Technically, you'd concentrate in innate magic, not common magic although Selfrock Teaching is a method of concentrating in all common magic.

> > > _However_, it'd be not unreasonable to assume that much non-cult
> magic
> > > was indeed of animist origin, given that the Heortlings do have the
> odd
> > > (in more ways than one) shaman kicking around.
>
> > Well, I have to disagree here. I think that RQ used spirit magic for
> > common magic because "we" didn't know any better. RQ2 didn't have
> > sorcery because it wasn't needed for the focus of that game. Spirit
> > magic didn't change to something separate from common magic in RQ3
> > because RQ3 was so similar to RQ2 and didn't really *need* to (IMO).
> I'd
> > be willing to bet that if Greg & Co. were designing RQ then with what
> > they know now, it would have been, well, HQ.
>
> I'm not sure I really see the thrust of your objection.  HQ apparently
> (re-)establishes that Heortlings have a degree of access to (what are
> now called) charms, which are at bottom an animist magical effect.

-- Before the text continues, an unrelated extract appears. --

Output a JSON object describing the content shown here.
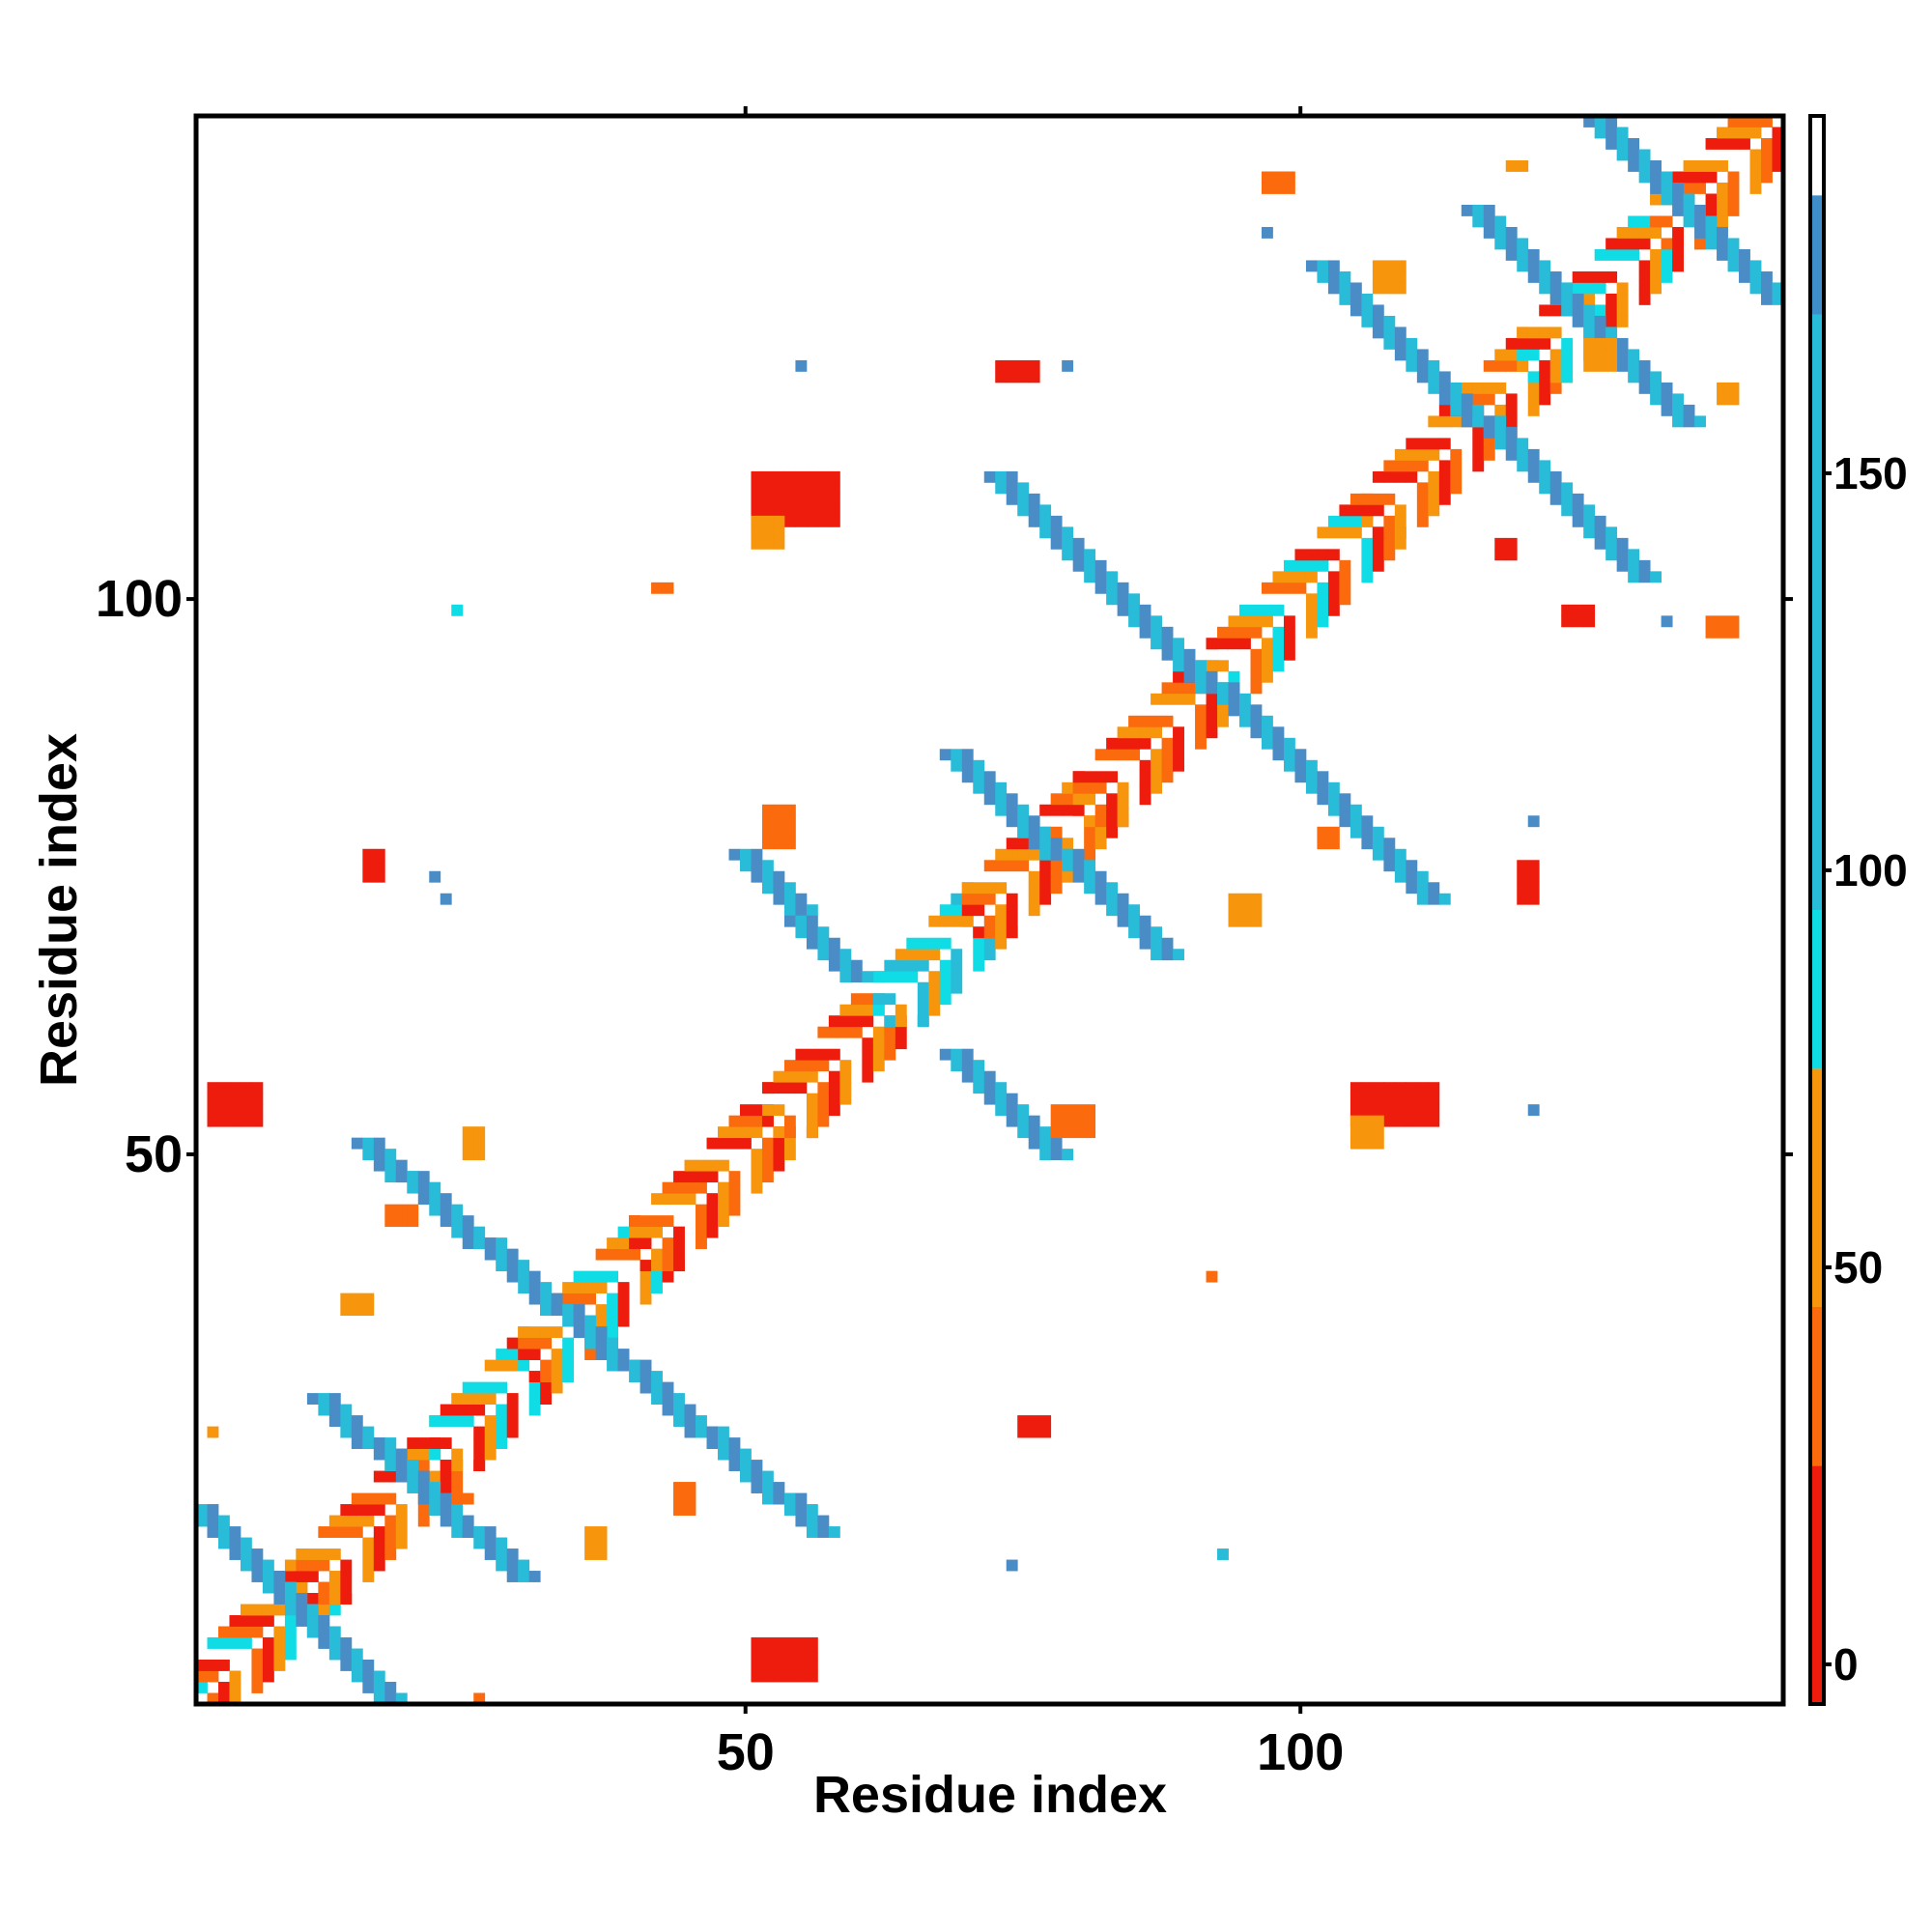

The source of Heortling CM is Flesh Man who provides only talents. Now, a kolating could provide a Heortling theist with a charm but it would be an animist charm since the spirit came from the animist otherworld and not the mundane world. If a theist has not concentrated his use, he'd be able to use it with no additional penalty. If he *had* concentrated and then taken the charm, he'd "backslide" and have to concentrate again if desired.

> If there's a yawning gap of a difference in fundamental nature between
> "real animist charms" and "common magic charms", I confess I ain't
> seeing it.

 From a game-mechanic point of view, there really isn't much of a difference. >From a world pov, there's a lot (where the spirit comes from and how it's obtained).

> Granted it equally establishes the same thing is possible
> with Feats, clearly very different from RQ in that respect.  (I imagine
> that common magic Spells are still pretty rare in Sartar.)

For PCs, probably. For "Joe Sartar", probably not. Mixed magic is "inefficient" from an improvement pov (paying double can really eat up those HP!) but mixed magic is also very useful. During playtesting, all of my players except 1 took common magic to start because of the variety of magic it allowed. It was put to good use initially but eventually almost all of them concentrated their magic due to costs to increase. When they got to a certain power level, they didn't *need* the variety any more.